Pan, T., Li, M.M. and Chen, J.M. (2014) Selection Method of Quasi-Continuous Wavelength Combination with Applications to the Near-Infrared Spectroscopic Analysis of Soil Organic Matter. Applied Spectroscopy, 68, 263-271.

has been cited by the following article:

  • TITLE: Discriminant Analysis of Liquor Brands Based on Moving-Window Waveband Screening Using Near-Infrared Spectroscopy

    AUTHORS: Jie Zhong, Jiemei Chen, Lijun Yao, Tao Pan

    KEYWORDS: Liquor Brands, Near-Infrared Spectroscopy, Partial Least Squares Discriminant Analysis, Moving-Window Waveband Screening, Simplified Optimal Model Set

    JOURNAL NAME: American Journal of Analytical Chemistry, Vol.9 No.3, March 12, 2018

    ABSTRACT: Partial least squares discriminant analysis (PLS-DA) with integrated moving-window (MW) waveband screening was applied to the discriminant analysis of liquor brands with near-infrared (NIR) spectroscopy.
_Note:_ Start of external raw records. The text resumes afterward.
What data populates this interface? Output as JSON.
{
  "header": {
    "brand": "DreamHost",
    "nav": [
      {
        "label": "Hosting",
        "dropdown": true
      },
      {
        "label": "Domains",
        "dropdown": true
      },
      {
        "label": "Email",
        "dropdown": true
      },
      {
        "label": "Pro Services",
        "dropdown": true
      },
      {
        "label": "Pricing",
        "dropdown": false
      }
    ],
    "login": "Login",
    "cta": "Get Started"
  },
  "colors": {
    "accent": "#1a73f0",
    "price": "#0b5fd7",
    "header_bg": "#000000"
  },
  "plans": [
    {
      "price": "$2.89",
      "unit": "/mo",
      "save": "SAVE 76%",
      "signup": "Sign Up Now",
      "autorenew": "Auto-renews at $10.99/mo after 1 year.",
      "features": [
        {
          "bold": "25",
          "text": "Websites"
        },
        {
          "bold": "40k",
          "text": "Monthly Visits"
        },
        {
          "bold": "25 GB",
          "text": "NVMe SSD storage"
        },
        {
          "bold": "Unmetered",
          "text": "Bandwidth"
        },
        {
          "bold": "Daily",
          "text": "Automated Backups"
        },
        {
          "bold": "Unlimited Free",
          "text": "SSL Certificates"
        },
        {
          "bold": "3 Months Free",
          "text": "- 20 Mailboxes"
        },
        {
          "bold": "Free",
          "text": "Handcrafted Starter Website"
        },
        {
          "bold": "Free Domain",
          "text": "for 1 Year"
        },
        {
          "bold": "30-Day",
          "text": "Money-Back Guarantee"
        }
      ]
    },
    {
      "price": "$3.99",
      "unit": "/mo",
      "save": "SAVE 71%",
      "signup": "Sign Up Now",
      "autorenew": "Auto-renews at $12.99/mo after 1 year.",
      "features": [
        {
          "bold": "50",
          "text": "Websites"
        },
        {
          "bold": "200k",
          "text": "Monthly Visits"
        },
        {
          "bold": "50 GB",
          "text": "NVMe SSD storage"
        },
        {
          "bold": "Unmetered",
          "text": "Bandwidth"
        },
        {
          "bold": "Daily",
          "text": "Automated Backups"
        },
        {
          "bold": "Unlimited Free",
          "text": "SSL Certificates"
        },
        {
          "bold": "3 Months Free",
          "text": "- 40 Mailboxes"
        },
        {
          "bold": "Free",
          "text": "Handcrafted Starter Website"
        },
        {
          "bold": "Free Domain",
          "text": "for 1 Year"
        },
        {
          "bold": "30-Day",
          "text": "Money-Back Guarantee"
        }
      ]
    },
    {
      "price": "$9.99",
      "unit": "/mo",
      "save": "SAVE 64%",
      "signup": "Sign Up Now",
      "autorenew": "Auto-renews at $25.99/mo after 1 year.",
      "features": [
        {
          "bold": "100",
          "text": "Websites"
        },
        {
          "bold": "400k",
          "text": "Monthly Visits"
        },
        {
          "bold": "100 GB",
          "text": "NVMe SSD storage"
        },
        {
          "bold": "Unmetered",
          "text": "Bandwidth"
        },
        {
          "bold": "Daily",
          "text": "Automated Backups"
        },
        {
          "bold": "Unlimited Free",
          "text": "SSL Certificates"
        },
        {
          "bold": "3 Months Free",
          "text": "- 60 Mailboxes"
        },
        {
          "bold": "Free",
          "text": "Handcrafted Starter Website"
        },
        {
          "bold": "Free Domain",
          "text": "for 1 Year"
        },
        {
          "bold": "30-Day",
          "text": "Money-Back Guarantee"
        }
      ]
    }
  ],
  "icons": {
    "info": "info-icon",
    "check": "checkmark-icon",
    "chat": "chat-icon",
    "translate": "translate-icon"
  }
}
Luzhou Laojiao, a popular liquor with strong fragrant flavor, was used as the identified liquor brand (160 samples, negative, 52 vol alcoholicity). Liquors of 10 other brands with strong fragrant flavor were used as the interferential brands (200 samples, positive, 52 vol alcoholicity). The Kennard-Stone algorithm was used for the division of modeling samples to achieve uniformity and representativeness. Based on the MW-PLS-DA, a simplified optimal model set with 157 wavebands was further proposed. This set contained five types of wavebands corresponding to the NIR absorption bands of water, ethanol, and other micronutrients (i.e., acids, aldehydes, phenols, and aromatic compounds) in liquor for practical choice. Using five selected simple models with 4775 - 4239, 7804 - 6569, 6264 - 5844, 9435 - 7896, and 12066 - 10373 cm-1, the validation recognition rates were obtained as 99.3% or higher. Results show good prediction performance and low model complexity, and also provided a valuable reference for designing small dedicated instruments. The proposed method is a promising tool for large-scale inspection of liquor food safety.